Its a great game and worth trying to finish. Now as far as the optional superboss… Yeah, that’s another story.
I was shocked to learn that Maelle can one-shot that superboss as well. I would not have beat him otherwise: I spent literally weeks pounding my head against the wall, trying to beat him more conventionally.
I couldn’t beat it “fairly” either, but approaching it as a puzzle fight where you’re trying to figure out how to deal with its bullshit is also kind of fun. I ended up stunlocking it, which in itself you can do in several different ways. The game has a lot of fun things you can do with builds.
Or just Stendhal.
I really enjoyed using Lune as my main damage character. I did this somewhat out of necessity in my first play-through – because I didn’t beat the final Gestral tournament battle with Maelle – after discovering the power of the combination of Elemental Trick with a high critical rate and Elemental Genesis and did it from the start because I enjoyed it in my second play-through.
Lune was by far my favourite to use mechanically, the stains system just made for such fun planning of rotations.

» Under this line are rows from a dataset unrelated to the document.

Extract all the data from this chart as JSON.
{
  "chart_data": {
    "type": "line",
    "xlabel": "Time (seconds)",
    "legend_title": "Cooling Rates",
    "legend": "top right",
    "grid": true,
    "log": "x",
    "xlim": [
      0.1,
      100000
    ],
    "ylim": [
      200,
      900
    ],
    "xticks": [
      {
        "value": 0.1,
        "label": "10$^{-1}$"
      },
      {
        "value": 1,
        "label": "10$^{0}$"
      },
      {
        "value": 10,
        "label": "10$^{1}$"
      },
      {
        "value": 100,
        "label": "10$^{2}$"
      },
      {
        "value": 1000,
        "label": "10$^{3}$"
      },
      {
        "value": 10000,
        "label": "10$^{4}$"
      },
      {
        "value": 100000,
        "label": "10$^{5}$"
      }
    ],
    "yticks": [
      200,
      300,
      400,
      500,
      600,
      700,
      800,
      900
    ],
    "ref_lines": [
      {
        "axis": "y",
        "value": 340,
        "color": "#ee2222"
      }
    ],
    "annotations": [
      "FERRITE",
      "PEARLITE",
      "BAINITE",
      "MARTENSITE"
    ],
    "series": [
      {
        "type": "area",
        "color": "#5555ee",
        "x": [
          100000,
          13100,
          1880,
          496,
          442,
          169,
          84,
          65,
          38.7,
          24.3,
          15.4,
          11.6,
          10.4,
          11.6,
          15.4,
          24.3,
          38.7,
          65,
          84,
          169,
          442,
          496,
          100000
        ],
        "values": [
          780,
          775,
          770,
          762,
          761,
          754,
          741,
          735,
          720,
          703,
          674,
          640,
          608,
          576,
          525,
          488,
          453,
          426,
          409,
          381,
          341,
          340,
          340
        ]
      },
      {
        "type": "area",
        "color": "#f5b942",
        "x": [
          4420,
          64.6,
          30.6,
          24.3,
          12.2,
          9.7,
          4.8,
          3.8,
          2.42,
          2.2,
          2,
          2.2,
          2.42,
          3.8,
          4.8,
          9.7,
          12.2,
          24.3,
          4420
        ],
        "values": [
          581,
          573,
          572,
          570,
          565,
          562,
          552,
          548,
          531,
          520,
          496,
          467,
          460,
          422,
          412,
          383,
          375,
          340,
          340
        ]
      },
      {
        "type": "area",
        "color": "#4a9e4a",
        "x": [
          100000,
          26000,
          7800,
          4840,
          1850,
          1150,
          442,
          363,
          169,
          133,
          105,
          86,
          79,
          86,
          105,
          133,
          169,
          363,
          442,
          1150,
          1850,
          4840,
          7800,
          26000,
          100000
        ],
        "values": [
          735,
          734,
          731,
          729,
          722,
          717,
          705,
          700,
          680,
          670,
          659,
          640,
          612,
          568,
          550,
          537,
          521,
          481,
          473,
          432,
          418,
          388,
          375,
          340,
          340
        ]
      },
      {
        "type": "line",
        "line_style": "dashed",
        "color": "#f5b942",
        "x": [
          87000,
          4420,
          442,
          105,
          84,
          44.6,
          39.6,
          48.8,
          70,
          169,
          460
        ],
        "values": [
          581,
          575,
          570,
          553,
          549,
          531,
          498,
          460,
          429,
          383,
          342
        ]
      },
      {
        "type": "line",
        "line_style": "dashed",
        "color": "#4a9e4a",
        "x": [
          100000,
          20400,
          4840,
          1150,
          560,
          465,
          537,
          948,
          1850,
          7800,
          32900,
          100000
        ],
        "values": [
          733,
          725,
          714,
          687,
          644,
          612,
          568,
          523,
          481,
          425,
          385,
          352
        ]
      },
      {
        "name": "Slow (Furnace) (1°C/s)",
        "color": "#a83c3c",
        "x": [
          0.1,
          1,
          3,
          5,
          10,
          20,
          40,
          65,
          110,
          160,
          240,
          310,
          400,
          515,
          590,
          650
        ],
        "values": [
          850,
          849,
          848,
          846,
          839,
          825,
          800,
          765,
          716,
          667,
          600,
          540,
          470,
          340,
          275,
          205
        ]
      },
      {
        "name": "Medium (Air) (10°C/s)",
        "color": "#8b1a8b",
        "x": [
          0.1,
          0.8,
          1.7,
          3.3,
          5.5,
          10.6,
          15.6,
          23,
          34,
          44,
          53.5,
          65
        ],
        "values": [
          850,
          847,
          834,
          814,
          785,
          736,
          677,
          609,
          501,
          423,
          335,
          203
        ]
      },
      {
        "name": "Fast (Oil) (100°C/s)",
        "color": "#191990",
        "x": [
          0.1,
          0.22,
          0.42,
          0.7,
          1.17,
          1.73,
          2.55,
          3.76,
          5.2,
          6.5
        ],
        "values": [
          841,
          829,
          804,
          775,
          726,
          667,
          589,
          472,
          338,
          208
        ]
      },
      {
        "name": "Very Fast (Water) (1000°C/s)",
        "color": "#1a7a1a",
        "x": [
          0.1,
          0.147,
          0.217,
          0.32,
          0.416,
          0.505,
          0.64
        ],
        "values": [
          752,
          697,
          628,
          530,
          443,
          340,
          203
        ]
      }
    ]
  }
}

There is a lot of fun with various weapon combos too, like the Potierim support build that applies Greater Slow. I personally used her as AP and buff battery with Typhoon giving everyone max AP and refreshing greater versions of all buffs every turn. And then I used Braselim with Storm Caller and Lightning Dance to farm a tier 3 Gradient every turn.
The Genesis build is AP efficient but once you have 9 every turn it gets outdamaged by Lightning Dance (single target) and Hell (AoE). Though you wouldn’t guess so going by the astronomically poor and unclear skill descriptions.

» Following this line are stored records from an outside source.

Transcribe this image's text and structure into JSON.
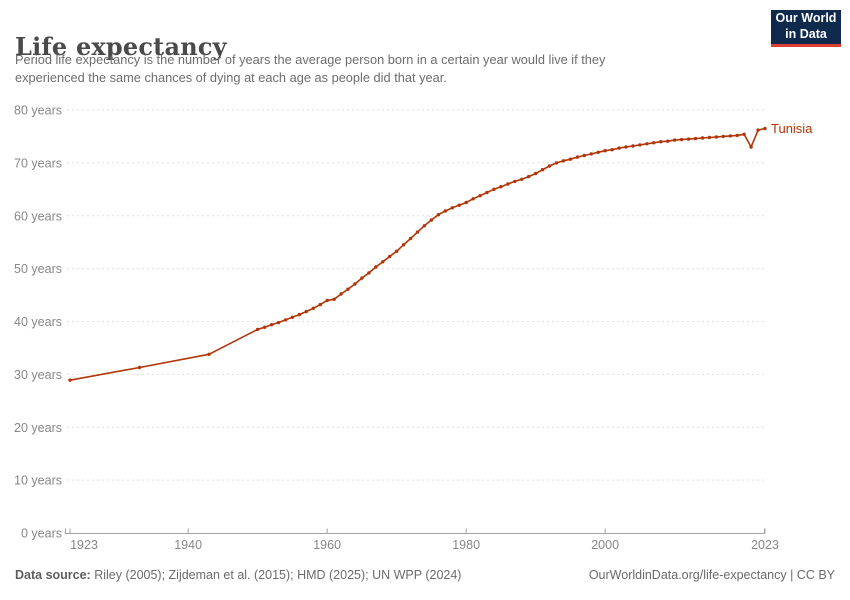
{
  "header": {
    "title": "Life expectancy",
    "subtitle": {
      "lines": [
        "Period life expectancy is the number of years the average person born in a certain year would live if they",
        "experienced the same chances of dying at each age as people did that year.",
        "Period life expectancy is the number of years the average person born in a certain year would live if they experienced the same chances of dying at each age as people did that year."
      ]
    },
    "logo": {
      "line1": "Our World",
      "line2": "in Data",
      "background": "#102a4e",
      "stripe": "#dc3e33"
    }
  },
  "footer": {
    "source_label": "Data source:",
    "source_text": " Riley (2005); Zijdeman et al. (2015); HMD (2025); UN WPP (2024)",
    "right_text": "OurWorldinData.org/life-expectancy | CC BY"
  },
  "chart_data": {
    "type": "line",
    "title": "Life expectancy",
    "entity": "Tunisia",
    "unit": "years",
    "line_color": "#b13507",
    "grid": true,
    "grid_color": "#dedede",
    "axis_color": "#a3a3a3",
    "tick_text_color": "#878787",
    "xlim": [
      1923,
      2023
    ],
    "ylim": [
      0,
      80
    ],
    "x_ticks": [
      1923,
      1940,
      1960,
      1980,
      2000,
      2023
    ],
    "y_ticks": [
      0,
      10,
      20,
      30,
      40,
      50,
      60,
      70,
      80
    ],
    "y_tick_label_suffix": " years",
    "legend_position": "end-of-line-label",
    "points": [
      [
        1923,
        28.9
      ],
      [
        1933,
        31.3
      ],
      [
        1943,
        33.8
      ],
      [
        1950,
        38.5
      ],
      [
        1951,
        38.9
      ],
      [
        1952,
        39.4
      ],
      [
        1953,
        39.8
      ],
      [
        1954,
        40.3
      ],
      [
        1955,
        40.8
      ],
      [
        1956,
        41.3
      ],
      [
        1957,
        41.9
      ],
      [
        1958,
        42.5
      ],
      [
        1959,
        43.2
      ],
      [
        1960,
        44.0
      ],
      [
        1961,
        44.2
      ],
      [
        1962,
        45.2
      ],
      [
        1963,
        46.1
      ],
      [
        1964,
        47.1
      ],
      [
        1965,
        48.2
      ],
      [
        1966,
        49.2
      ],
      [
        1967,
        50.3
      ],
      [
        1968,
        51.3
      ],
      [
        1969,
        52.3
      ],
      [
        1970,
        53.3
      ],
      [
        1971,
        54.5
      ],
      [
        1972,
        55.7
      ],
      [
        1973,
        56.9
      ],
      [
        1974,
        58.1
      ],
      [
        1975,
        59.2
      ],
      [
        1976,
        60.2
      ],
      [
        1977,
        60.9
      ],
      [
        1978,
        61.5
      ],
      [
        1979,
        62.0
      ],
      [
        1980,
        62.5
      ],
      [
        1981,
        63.2
      ],
      [
        1982,
        63.8
      ],
      [
        1983,
        64.4
      ],
      [
        1984,
        65.0
      ],
      [
        1985,
        65.5
      ],
      [
        1986,
        66.0
      ],
      [
        1987,
        66.5
      ],
      [
        1988,
        66.9
      ],
      [
        1989,
        67.4
      ],
      [
        1990,
        68.0
      ],
      [
        1991,
        68.7
      ],
      [
        1992,
        69.4
      ],
      [
        1993,
        70.0
      ],
      [
        1994,
        70.4
      ],
      [
        1995,
        70.7
      ],
      [
        1996,
        71.1
      ],
      [
        1997,
        71.4
      ],
      [
        1998,
        71.7
      ],
      [
        1999,
        72.0
      ],
      [
        2000,
        72.3
      ],
      [
        2001,
        72.5
      ],
      [
        2002,
        72.8
      ],
      [
        2003,
        73.0
      ],
      [
        2004,
        73.2
      ],
      [
        2005,
        73.4
      ],
      [
        2006,
        73.6
      ],
      [
        2007,
        73.8
      ],
      [
        2008,
        74.0
      ],
      [
        2009,
        74.1
      ],
      [
        2010,
        74.3
      ],
      [
        2011,
        74.4
      ],
      [
        2012,
        74.5
      ],
      [
        2013,
        74.6
      ],
      [
        2014,
        74.7
      ],
      [
        2015,
        74.8
      ],
      [
        2016,
        74.9
      ],
      [
        2017,
        75.0
      ],
      [
        2018,
        75.1
      ],
      [
        2019,
        75.2
      ],
      [
        2020,
        75.4
      ],
      [
        2021,
        73.0
      ],
      [
        2022,
        76.2
      ],
      [
        2023,
        76.5
      ]
    ]
  }
}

I didn’t get Medalum either but honestly you don’t need it. The one shot builds only need it pre Cheater to start in Virtuoso, after that you can just Last Chance anyway.
I self-inflicted some pain like that for me as well.
I got close to the end of Act 2 and my friend said that the difficulty was too easy and I was breezing pass everything and to switch it to Expert. Well guess what. I didn’t level, upgrade or put my Pictos in a way to deal with it. So most of my boss fights turned from a close-win into 45 minutes of me dying a lot. Like, I’d be one-shotted so often.
I then took some time and then cashed in some Lumina for stories and then actually put some strats in and went through the skill tree. I think it was worthwhile in the end but it totally changed the experience for me.
I hit a wall at some point, the difficulty seemed to have ramped up or I was super weak.
Probably my stats and bad weapon and skill choices and I had not picked up certain items and pictos.
I left the game for a few months and picked it up again, started over and I just finished it now, about 30 minutes ago.
I’ll admit I used some build guides and it helped me along, I wanted to finally finish the game without struggling as much as I did before.